As SPAC Creators Get Rich, How Incentives Are Shared Remains Murky

Many investment executives who back special-purpose acquisition companies are scoring big paydays as more deals get completed. Some of their clients are missing out. 

The divergence results from the varying methods SPAC creators use to share the lucrative incentives known as the “sponsor promote.” It typically consists of deeply discounted shares and other securities executives receive for risking capital to set up the SPAC and vet a company to take public. The promote typically allows creators to make tens of millions of dollars on paper on average—sometimes several times their initial investment—even if that company’s shares fall.   

Altimeter Capital Management founder Brad Gerstner reached a $40 billion SPAC megadeal for app operator Grab Holdings Inc. in April, betting on the future of ride-sharing and food delivery in Southeast Asia. He, others at Altimeter and the SPAC’s board of directors are getting 90% of the promote in return, people familiar with the deal said. The rest is going to a Grab endowment fund to support social and environmental causes.  

The shares and other securities that make up the promote in the Grab deal are valued at about $165 million at today’s prices and cost the sponsor roughly $12 million, according to New York University Law School professor Michael Ohlrogge, who studies SPACs. 
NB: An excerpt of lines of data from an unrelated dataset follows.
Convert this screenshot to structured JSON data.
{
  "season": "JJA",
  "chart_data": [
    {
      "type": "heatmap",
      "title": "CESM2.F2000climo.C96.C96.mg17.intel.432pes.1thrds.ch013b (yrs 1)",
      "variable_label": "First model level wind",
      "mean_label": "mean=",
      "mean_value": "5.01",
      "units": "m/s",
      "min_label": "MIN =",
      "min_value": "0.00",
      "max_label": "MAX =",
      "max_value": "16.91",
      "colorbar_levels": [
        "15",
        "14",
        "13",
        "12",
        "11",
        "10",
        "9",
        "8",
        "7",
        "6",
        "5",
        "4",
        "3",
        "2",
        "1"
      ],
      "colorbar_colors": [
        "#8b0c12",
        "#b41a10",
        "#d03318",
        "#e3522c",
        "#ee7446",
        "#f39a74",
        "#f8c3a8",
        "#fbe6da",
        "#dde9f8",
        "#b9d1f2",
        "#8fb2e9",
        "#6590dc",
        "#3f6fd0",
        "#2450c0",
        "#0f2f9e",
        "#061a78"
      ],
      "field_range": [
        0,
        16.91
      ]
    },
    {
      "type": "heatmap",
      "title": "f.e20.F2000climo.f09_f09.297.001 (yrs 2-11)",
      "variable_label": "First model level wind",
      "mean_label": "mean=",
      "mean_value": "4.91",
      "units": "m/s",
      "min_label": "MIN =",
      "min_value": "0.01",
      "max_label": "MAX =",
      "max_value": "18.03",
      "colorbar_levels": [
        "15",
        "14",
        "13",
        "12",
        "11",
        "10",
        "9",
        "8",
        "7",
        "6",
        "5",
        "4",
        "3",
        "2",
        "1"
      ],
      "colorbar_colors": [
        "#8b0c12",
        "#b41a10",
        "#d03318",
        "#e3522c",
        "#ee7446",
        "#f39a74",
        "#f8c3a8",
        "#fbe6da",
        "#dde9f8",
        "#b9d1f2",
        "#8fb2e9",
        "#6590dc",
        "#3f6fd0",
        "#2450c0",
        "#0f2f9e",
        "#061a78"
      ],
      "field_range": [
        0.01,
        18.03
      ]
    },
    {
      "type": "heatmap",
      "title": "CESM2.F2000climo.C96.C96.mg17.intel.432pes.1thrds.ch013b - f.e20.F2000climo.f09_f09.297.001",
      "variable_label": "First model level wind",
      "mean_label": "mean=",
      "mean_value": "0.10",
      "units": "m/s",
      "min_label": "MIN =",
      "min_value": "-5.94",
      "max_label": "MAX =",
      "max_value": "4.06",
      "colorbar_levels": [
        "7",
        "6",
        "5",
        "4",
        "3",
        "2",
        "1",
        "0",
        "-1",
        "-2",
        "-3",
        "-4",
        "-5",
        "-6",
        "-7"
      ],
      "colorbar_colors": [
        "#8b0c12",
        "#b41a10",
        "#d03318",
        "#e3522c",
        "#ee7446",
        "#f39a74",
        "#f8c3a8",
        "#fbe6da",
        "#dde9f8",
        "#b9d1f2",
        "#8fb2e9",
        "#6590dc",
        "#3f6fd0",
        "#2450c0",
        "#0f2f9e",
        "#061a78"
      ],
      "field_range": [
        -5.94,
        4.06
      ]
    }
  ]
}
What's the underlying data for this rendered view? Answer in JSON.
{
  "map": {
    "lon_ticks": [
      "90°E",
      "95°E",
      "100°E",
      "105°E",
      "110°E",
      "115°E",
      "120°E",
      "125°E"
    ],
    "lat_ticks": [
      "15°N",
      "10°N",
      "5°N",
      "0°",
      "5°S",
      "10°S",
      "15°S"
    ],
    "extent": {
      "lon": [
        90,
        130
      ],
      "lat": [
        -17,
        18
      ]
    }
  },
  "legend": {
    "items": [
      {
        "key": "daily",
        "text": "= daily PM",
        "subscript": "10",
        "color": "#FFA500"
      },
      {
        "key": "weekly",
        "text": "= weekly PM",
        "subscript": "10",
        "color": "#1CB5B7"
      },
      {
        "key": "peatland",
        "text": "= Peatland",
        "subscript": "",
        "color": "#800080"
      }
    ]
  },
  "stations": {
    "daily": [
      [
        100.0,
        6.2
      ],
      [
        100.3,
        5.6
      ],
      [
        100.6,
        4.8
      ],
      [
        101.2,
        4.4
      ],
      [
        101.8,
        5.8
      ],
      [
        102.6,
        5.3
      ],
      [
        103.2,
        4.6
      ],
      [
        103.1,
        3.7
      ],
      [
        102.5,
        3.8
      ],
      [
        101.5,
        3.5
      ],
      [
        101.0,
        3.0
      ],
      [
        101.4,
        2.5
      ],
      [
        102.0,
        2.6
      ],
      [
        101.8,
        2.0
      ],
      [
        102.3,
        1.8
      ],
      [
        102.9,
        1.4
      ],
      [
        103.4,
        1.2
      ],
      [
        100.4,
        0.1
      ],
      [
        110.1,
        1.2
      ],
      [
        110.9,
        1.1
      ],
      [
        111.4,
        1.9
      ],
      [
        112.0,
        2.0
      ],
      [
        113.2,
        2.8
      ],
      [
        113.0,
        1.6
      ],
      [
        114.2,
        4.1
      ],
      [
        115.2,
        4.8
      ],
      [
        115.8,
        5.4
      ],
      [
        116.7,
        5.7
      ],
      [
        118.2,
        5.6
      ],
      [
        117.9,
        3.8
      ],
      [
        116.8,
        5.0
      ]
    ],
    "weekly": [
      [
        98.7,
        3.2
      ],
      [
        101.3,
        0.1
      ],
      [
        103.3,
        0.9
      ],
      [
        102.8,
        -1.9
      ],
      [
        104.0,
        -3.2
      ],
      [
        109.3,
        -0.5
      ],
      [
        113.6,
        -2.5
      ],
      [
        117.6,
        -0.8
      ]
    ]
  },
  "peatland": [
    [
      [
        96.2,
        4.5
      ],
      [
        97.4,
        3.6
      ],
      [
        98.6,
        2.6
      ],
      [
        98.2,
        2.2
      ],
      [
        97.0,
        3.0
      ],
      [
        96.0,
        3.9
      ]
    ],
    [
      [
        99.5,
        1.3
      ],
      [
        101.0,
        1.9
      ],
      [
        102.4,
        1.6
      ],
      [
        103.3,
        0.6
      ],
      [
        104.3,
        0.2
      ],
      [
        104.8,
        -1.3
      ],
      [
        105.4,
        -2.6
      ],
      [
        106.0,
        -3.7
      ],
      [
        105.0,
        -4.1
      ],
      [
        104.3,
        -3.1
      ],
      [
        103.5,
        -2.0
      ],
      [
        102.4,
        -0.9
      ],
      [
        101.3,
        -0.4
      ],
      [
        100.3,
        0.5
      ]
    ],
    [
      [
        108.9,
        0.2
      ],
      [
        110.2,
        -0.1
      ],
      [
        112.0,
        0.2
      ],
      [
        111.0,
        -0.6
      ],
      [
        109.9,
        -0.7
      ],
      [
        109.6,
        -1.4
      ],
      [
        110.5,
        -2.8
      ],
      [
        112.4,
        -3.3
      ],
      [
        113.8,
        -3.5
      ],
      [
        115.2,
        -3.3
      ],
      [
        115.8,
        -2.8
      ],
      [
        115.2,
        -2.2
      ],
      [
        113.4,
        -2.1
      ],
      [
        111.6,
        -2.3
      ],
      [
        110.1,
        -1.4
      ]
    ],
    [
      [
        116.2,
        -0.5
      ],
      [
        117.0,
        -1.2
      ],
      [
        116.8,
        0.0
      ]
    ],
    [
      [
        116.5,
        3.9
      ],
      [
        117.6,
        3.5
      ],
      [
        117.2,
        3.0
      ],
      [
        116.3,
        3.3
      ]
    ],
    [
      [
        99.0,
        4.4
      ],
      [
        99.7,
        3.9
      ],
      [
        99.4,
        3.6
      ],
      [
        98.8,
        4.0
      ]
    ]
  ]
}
Part of the Altimeter team’s promote will be reinvested in the firm’s capital markets business, which was started last year to help companies go public, according to a person familiar with the firm. Additionally, Altimeter took steps to reduce potential conflicts of interest with its clients and considers SPAC creation to be outside the mandate of its funds but beneficial to investors in them, another person familiar with the firm said; Altimeter’s increased profile resulting from its capital-markets activity has helped it secure investments in in-demand companies, that person said.